Das Essen war gut, teilweise sehr gut. Die Salamis vorweg, ein paar Scheiben von drei verschiedenen Sorten, waren intensiv im Geschmack und dabei schön verschieden, die Senfsorten sehr passend dazu. Der Sauerbraten vom Schweinebäckchen bestand entsprechend aus kleinen Stücken, sehr zart und mit der braunen Soße sehr gelungen. Das Kohlgemüse dazu war nicht so spannend, die Schupfnudeln gut, so in Richtung solide.
Die Crème Brulée war überraschend tief und voluminös, ich kenne sie eher flach, so dass man mehr Kruste pro Volumen hat. Die Creme selbst war mit Vanille, was nicht ganz so mein Fall ist. Gut geschmeckt hat sie mir aber durchaus.

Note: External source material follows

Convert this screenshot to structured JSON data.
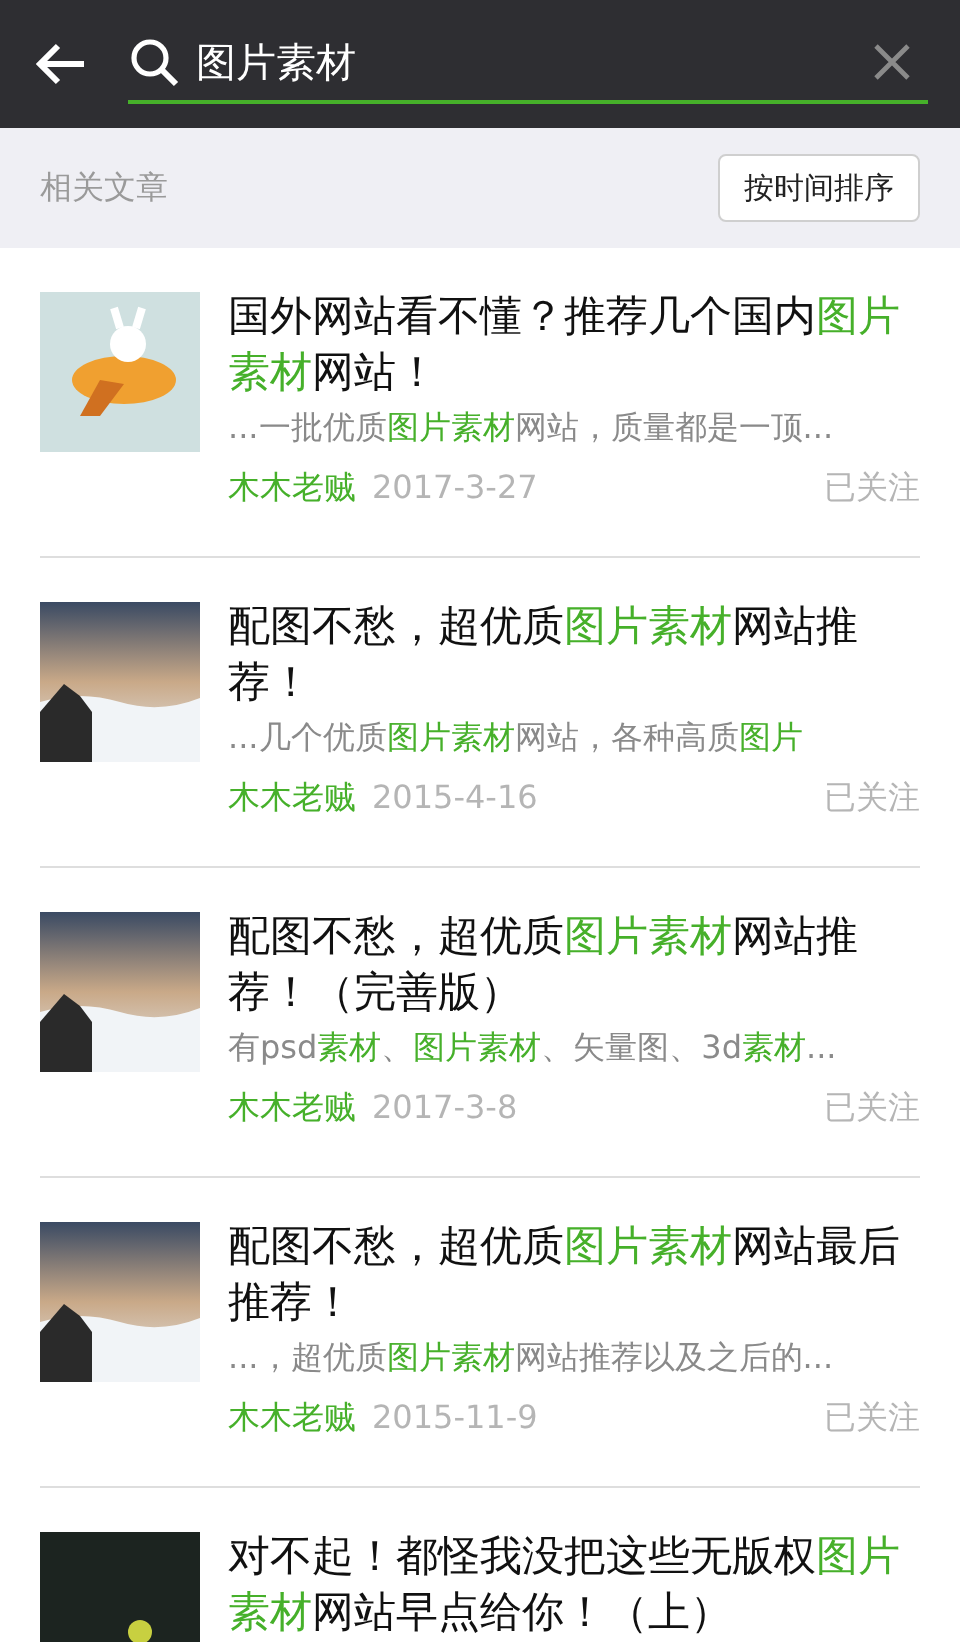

Von den offenen Weinen war ich etwas enttäuscht. Der Elsässer Pinot Noir, deutlich teurer als die anderen offenen Weine, war eher flach und uninteressant. Der Rioja war ordentlich, aber zum Beispiel am Abend drauf bekam ich im Chichikan einen besseren chilenischen Merlot für deutlich weniger Geld. Der Grauburgunder aus der Pfalz war genau wie erwartet und wirklich gut.
Der Service war ganz ordentlich; manchmal etwas lang abwesend, vielleicht insgesamt etwas zurückhaltend. Klar in Ordnung, aber hier hätte ich doch mehr erwartet. Und war es keine gute Idee, wenn man den Abend und den Laden abschließen will, so vielen Gästen die Gesamtrechnung auf den Tisch zu legen. Dann fangen die selbst an zu rechnen, und das dauert ganz schön lange.

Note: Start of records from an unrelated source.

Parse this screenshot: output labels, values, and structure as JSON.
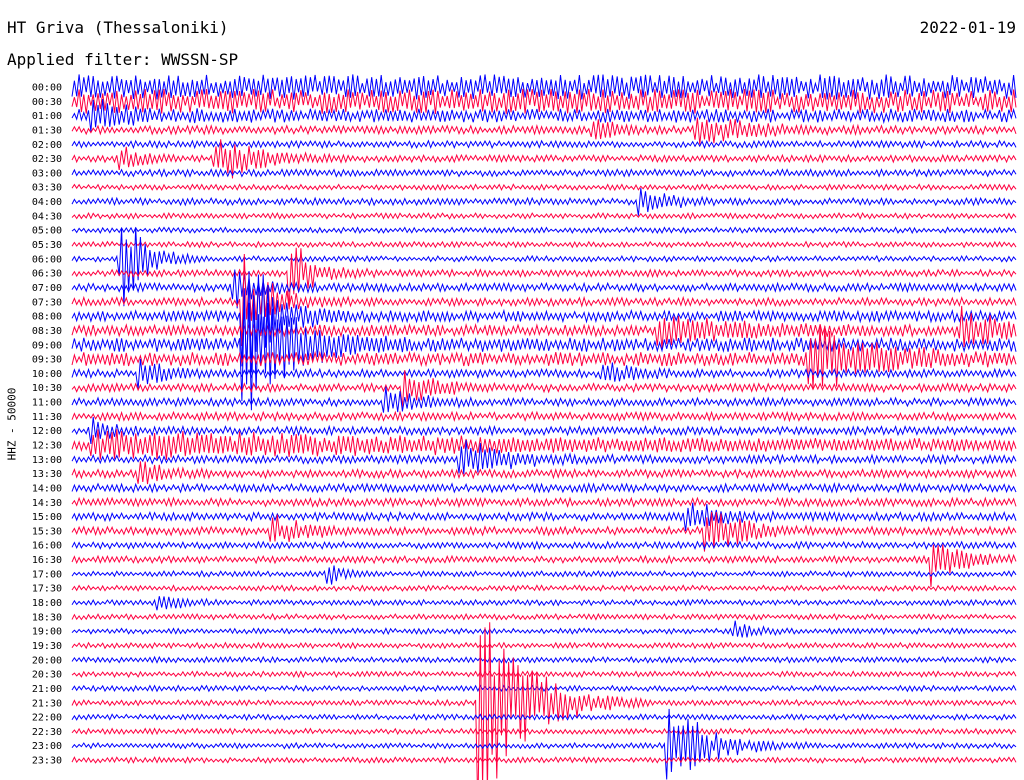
{
  "header": {
    "station": "HT Griva (Thessaloniki)",
    "date": "2022-01-19",
    "filter": "Applied filter: WWSSN-SP"
  },
  "chart_data": {
    "type": "line",
    "title": "HT Griva (Thessaloniki)",
    "ylabel": "HHZ - 50000",
    "row_labels": [
      "00:00",
      "00:30",
      "01:00",
      "01:30",
      "02:00",
      "02:30",
      "03:00",
      "03:30",
      "04:00",
      "04:30",
      "05:00",
      "05:30",
      "06:00",
      "06:30",
      "07:00",
      "07:30",
      "08:00",
      "08:30",
      "09:00",
      "09:30",
      "10:00",
      "10:30",
      "11:00",
      "11:30",
      "12:00",
      "12:30",
      "13:00",
      "13:30",
      "14:00",
      "14:30",
      "15:00",
      "15:30",
      "16:00",
      "16:30",
      "17:00",
      "17:30",
      "18:00",
      "18:30",
      "19:00",
      "19:30",
      "20:00",
      "20:30",
      "21:00",
      "21:30",
      "22:00",
      "22:30",
      "23:00",
      "23:30"
    ],
    "row_colors": [
      "#0000ff",
      "#ff0040"
    ],
    "baseline_noise": [
      9,
      9,
      5,
      3,
      2.5,
      2.5,
      2.5,
      2,
      2.5,
      2,
      2,
      2,
      2,
      2.5,
      3,
      3,
      4,
      4,
      5,
      5,
      3,
      3,
      3,
      3,
      3,
      4,
      3,
      3,
      3,
      3,
      3,
      3,
      2.5,
      2.5,
      2,
      2,
      2,
      2,
      2,
      2,
      2,
      2,
      2,
      2,
      2,
      2,
      2,
      2
    ],
    "events": [
      {
        "row": 2,
        "x": 0.02,
        "amp": 14,
        "dur": 0.04
      },
      {
        "row": 3,
        "x": 0.55,
        "amp": 12,
        "dur": 0.03
      },
      {
        "row": 3,
        "x": 0.66,
        "amp": 14,
        "dur": 0.06
      },
      {
        "row": 5,
        "x": 0.15,
        "amp": 22,
        "dur": 0.05
      },
      {
        "row": 5,
        "x": 0.05,
        "amp": 10,
        "dur": 0.03
      },
      {
        "row": 8,
        "x": 0.6,
        "amp": 10,
        "dur": 0.04
      },
      {
        "row": 12,
        "x": 0.05,
        "amp": 50,
        "dur": 0.03
      },
      {
        "row": 13,
        "x": 0.23,
        "amp": 30,
        "dur": 0.03
      },
      {
        "row": 14,
        "x": 0.17,
        "amp": 20,
        "dur": 0.03
      },
      {
        "row": 15,
        "x": 0.18,
        "amp": 40,
        "dur": 0.04
      },
      {
        "row": 16,
        "x": 0.18,
        "amp": 60,
        "dur": 0.04
      },
      {
        "row": 17,
        "x": 0.94,
        "amp": 20,
        "dur": 0.05
      },
      {
        "row": 17,
        "x": 0.62,
        "amp": 12,
        "dur": 0.1
      },
      {
        "row": 18,
        "x": 0.18,
        "amp": 60,
        "dur": 0.06
      },
      {
        "row": 19,
        "x": 0.78,
        "amp": 30,
        "dur": 0.08
      },
      {
        "row": 20,
        "x": 0.07,
        "amp": 14,
        "dur": 0.03
      },
      {
        "row": 20,
        "x": 0.56,
        "amp": 10,
        "dur": 0.04
      },
      {
        "row": 21,
        "x": 0.35,
        "amp": 14,
        "dur": 0.04
      },
      {
        "row": 22,
        "x": 0.33,
        "amp": 12,
        "dur": 0.04
      },
      {
        "row": 24,
        "x": 0.02,
        "amp": 10,
        "dur": 0.03
      },
      {
        "row": 25,
        "x": 0.02,
        "amp": 10,
        "dur": 0.5
      },
      {
        "row": 26,
        "x": 0.41,
        "amp": 16,
        "dur": 0.06
      },
      {
        "row": 27,
        "x": 0.07,
        "amp": 12,
        "dur": 0.03
      },
      {
        "row": 30,
        "x": 0.65,
        "amp": 14,
        "dur": 0.04
      },
      {
        "row": 31,
        "x": 0.21,
        "amp": 14,
        "dur": 0.04
      },
      {
        "row": 31,
        "x": 0.67,
        "amp": 26,
        "dur": 0.04
      },
      {
        "row": 33,
        "x": 0.91,
        "amp": 20,
        "dur": 0.04
      },
      {
        "row": 34,
        "x": 0.27,
        "amp": 10,
        "dur": 0.02
      },
      {
        "row": 36,
        "x": 0.09,
        "amp": 8,
        "dur": 0.03
      },
      {
        "row": 38,
        "x": 0.7,
        "amp": 8,
        "dur": 0.03
      },
      {
        "row": 43,
        "x": 0.43,
        "amp": 90,
        "dur": 0.06
      },
      {
        "row": 46,
        "x": 0.63,
        "amp": 40,
        "dur": 0.05
      }
    ]
  }
}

Hm, nun also: Von Wein und Service war ich nicht begeistert, vom Essen teilweise. Mir schien es für den Preis nicht ganz das Erwartete zu bieten, deshalb nur drei Punkte. Als Gegensatz: Im Hamburger Cox war ich für unwesentlich mehr Geld erheblich zufriedener.
Nichtsdestoweniger war das eine tolle QCN, und es hat sehr viel Spaß gemacht!